Fig 1. BAL Tregs increase after early rejection and decrease in the setting of back-to-back quiescence

12 patients demonstrated acute cellular rejection on the first biopsy (left panel). In subsequent biopsies there was a trend toward increased BAL tregs (p=.0586 between 2 weeks and 1 month). 20 patients demonstrated no rejection on the first 3 surveillance biopsies. There was a significant drop in BAL Tregs over that period p<.001 between 2 weeks and 1 month. The mean frequency of each time point is indicated in the boxes.

Fig 2. BAL Tregs increase in the aftermath of untreated rejection

There were 22 instances of rejection which was not treated among the 52 individuals studied. In 16 of these episodes there was a subsequent increase in BAL Tregs recovered on the next bronchoscopy. Overall there was a 3.4% increase in BAL Treg frequency in the aftermath of untreated rejection (p<.005 by paired t-test).

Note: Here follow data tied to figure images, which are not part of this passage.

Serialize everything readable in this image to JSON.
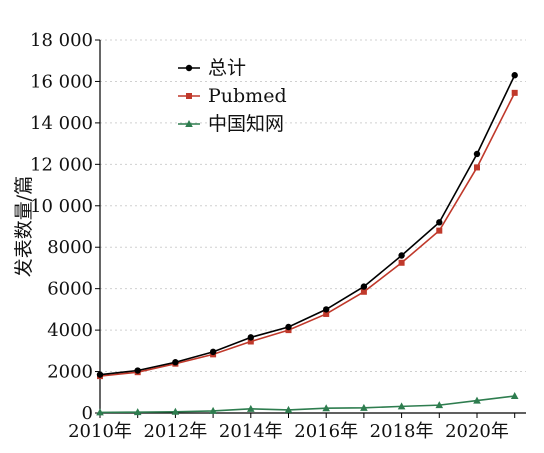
{
  "chart_data": {
    "type": "line",
    "ylabel": "发表数量/篇",
    "xlabel": "",
    "title": "",
    "ylim": [
      0,
      18000
    ],
    "xlim": [
      2010,
      2021.3
    ],
    "x": [
      2010,
      2011,
      2012,
      2013,
      2014,
      2015,
      2016,
      2017,
      2018,
      2019,
      2020,
      2021
    ],
    "x_ticks": [
      2010,
      2012,
      2014,
      2016,
      2018,
      2020
    ],
    "x_tick_labels": [
      "2010年",
      "2012年",
      "2014年",
      "2016年",
      "2018年",
      "2020年"
    ],
    "y_ticks": [
      0,
      2000,
      4000,
      6000,
      8000,
      10000,
      12000,
      14000,
      16000,
      18000
    ],
    "y_tick_labels": [
      "0",
      "2000",
      "4000",
      "6000",
      "8000",
      "10 000",
      "12 000",
      "14 000",
      "16 000",
      "18 000"
    ],
    "grid": "horizontal dotted",
    "legend_position": "top-left",
    "series": [
      {
        "name": "总计",
        "color": "#000000",
        "marker": "circle",
        "values": [
          1850,
          2050,
          2450,
          2950,
          3650,
          4150,
          5000,
          6100,
          7600,
          9200,
          12500,
          16300
        ]
      },
      {
        "name": "Pubmed",
        "color": "#c0392b",
        "marker": "square",
        "values": [
          1780,
          1970,
          2380,
          2830,
          3450,
          4000,
          4780,
          5850,
          7250,
          8800,
          11850,
          15450
        ]
      },
      {
        "name": "中国知网",
        "color": "#2e7d4f",
        "marker": "triangle",
        "values": [
          30,
          40,
          60,
          100,
          200,
          150,
          230,
          250,
          320,
          380,
          600,
          820
        ]
      }
    ]
  }
}
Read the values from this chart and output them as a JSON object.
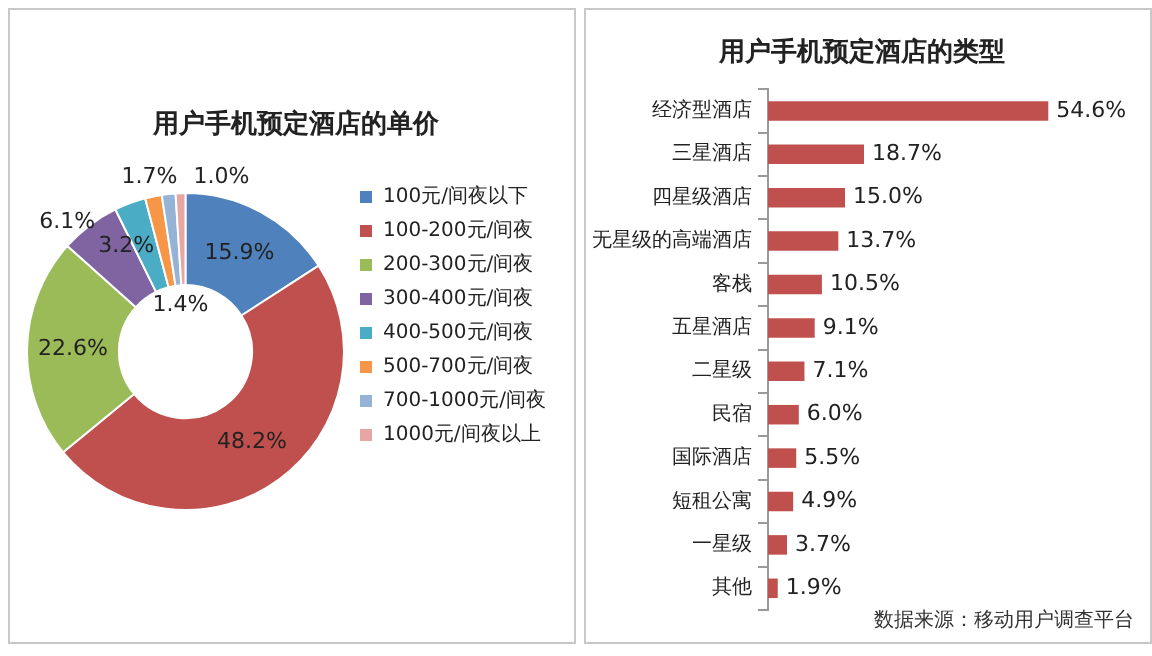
{
  "chart_data": [
    {
      "type": "donut",
      "title": "用户手机预定酒店的单价",
      "categories": [
        "100元/间夜以下",
        "100-200元/间夜",
        "200-300元/间夜",
        "300-400元/间夜",
        "400-500元/间夜",
        "500-700元/间夜",
        "700-1000元/间夜",
        "1000元/间夜以上"
      ],
      "values": [
        15.9,
        48.2,
        22.6,
        6.1,
        3.2,
        1.7,
        1.4,
        1.0
      ],
      "colors": [
        "#4f81bd",
        "#c0504d",
        "#9bbb59",
        "#8064a2",
        "#4bacc6",
        "#f79646",
        "#95b3d7",
        "#e6a6a4"
      ],
      "value_labels": [
        "15.9%",
        "48.2%",
        "22.6%",
        "6.1%",
        "3.2%",
        "1.7%",
        "1.4%",
        "1.0%"
      ],
      "legend": "right"
    },
    {
      "type": "bar",
      "orientation": "horizontal",
      "title": "用户手机预定酒店的类型",
      "categories": [
        "经济型酒店",
        "三星酒店",
        "四星级酒店",
        "无星级的高端酒店",
        "客栈",
        "五星酒店",
        "二星级",
        "民宿",
        "国际酒店",
        "短租公寓",
        "一星级",
        "其他"
      ],
      "values": [
        54.6,
        18.7,
        15.0,
        13.7,
        10.5,
        9.1,
        7.1,
        6.0,
        5.5,
        4.9,
        3.7,
        1.9
      ],
      "color": "#c0504d",
      "value_labels": [
        "54.6%",
        "18.7%",
        "15.0%",
        "13.7%",
        "10.5%",
        "9.1%",
        "7.1%",
        "6.0%",
        "5.5%",
        "4.9%",
        "3.7%",
        "1.9%"
      ],
      "grid": false,
      "legend": false,
      "annotations": [
        "数据来源：移动用户调查平台"
      ]
    }
  ]
}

Fig 3. Tregs are consistently present in BAL but do not vary significantly with the time post transplant

Grey boxes show the frequency of BAL Tregs from the first 4 sequential biospies performed at 2 weeks, 1 month, 2 month, and 3month post transplant. Numbers below the box represent the mean Treg frequency. The solid line within the box represents the median frequency. The number above each box indicates mean frequency. P=ns between all time points by 2-tailed t-test. Hatched boxes show Treg frequency in the clinical conditions of the first episode of rejection, the follow-up after rejection and before rejection. P=.0016 between before and after rejection by 2-tailed t-test.

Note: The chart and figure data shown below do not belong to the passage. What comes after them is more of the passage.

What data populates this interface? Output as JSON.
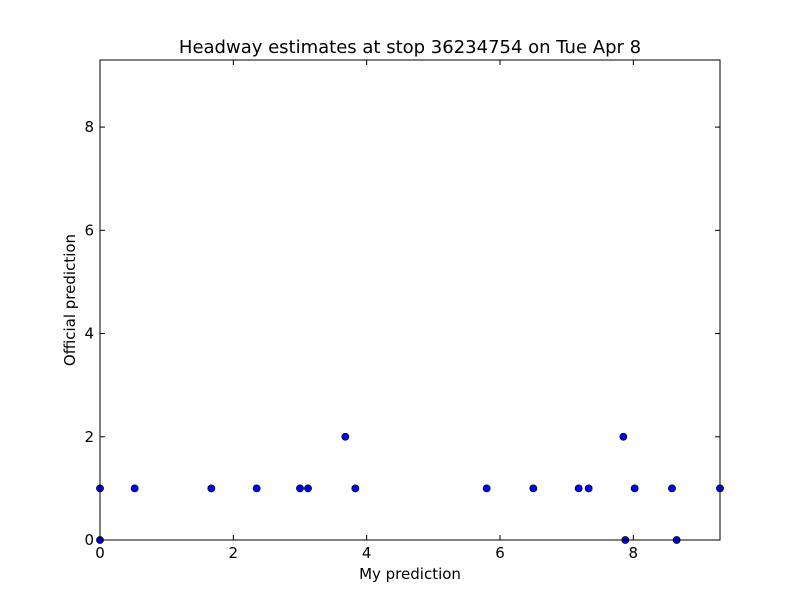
{
  "chart_data": {
    "type": "scatter",
    "title": "Headway estimates at stop 36234754 on Tue Apr 8",
    "xlabel": "My prediction",
    "ylabel": "Official prediction",
    "xlim": [
      0,
      9.3
    ],
    "ylim": [
      0,
      9.3
    ],
    "xticks": [
      0,
      2,
      4,
      6,
      8
    ],
    "yticks": [
      0,
      2,
      4,
      6,
      8
    ],
    "grid": false,
    "legend": "none",
    "marker_color": "#0000ff",
    "marker_edge": "#000000",
    "points": [
      {
        "x": 0.0,
        "y": 1
      },
      {
        "x": 0.0,
        "y": 0
      },
      {
        "x": 0.52,
        "y": 1
      },
      {
        "x": 1.67,
        "y": 1
      },
      {
        "x": 2.35,
        "y": 1
      },
      {
        "x": 3.0,
        "y": 1
      },
      {
        "x": 3.12,
        "y": 1
      },
      {
        "x": 3.68,
        "y": 2
      },
      {
        "x": 3.83,
        "y": 1
      },
      {
        "x": 5.8,
        "y": 1
      },
      {
        "x": 6.5,
        "y": 1
      },
      {
        "x": 7.18,
        "y": 1
      },
      {
        "x": 7.33,
        "y": 1
      },
      {
        "x": 7.85,
        "y": 2
      },
      {
        "x": 7.88,
        "y": 0
      },
      {
        "x": 8.02,
        "y": 1
      },
      {
        "x": 8.58,
        "y": 1
      },
      {
        "x": 8.65,
        "y": 0
      },
      {
        "x": 9.3,
        "y": 1
      }
    ]
  }
}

Fig 4. PBMC Treg frequency does not vary over time or by clinical condition

Grey boxes show the frequency of pbmc Tregs isolated at the time of the first 4 sequential biospies post transplant. Numbers below the box represent the mean Treg frequency. The solid line within the box represents the median frequency. The number above each box indicates mean frequency. P=ns between all time points by 2-tailed t-test. Hatched boxes show Treg frequency in the clinical conditions of the first episode of rejection, the follow-up after rejection and before rejection. P= 0.20 between before and after rejection by 2-tailed t-test.

Fig 5. BAL but not pbmc Treg frequency correlates with rejection score in a longitudinal assessment

For all patients with a year of follow-up and at least 5 BAL specimens and at least 4 pbmc specimens the mean Treg frequency was calculated. The cumulative rejection score was calculated as the total A-score and B-score for all transbronchial biopsies performed in the first year. There was a strong correlation between mean BAL treg frequency and rejection score (R²= .44, p<.001). There was no correlation between mean pbmc Treg frequency and rejection score (R²=.0005, p=0.8).

Fig 6. Longitudinal patterns of BAL and pbmc Tregs in individual patients

Solid line Indicate BAL Treg frequency and dassed line indicates pbmc Treg frequency. Top panel Shows pattern in individual with no rejection in the first post transplant year. Middle panel Shows pattern in a patient with 2 episodes of early minimal rejection, followed by a Period of prolong quiescence. Bottom panel shows pattern in patient with back-to-back Rejection starting at 6 months post transplant.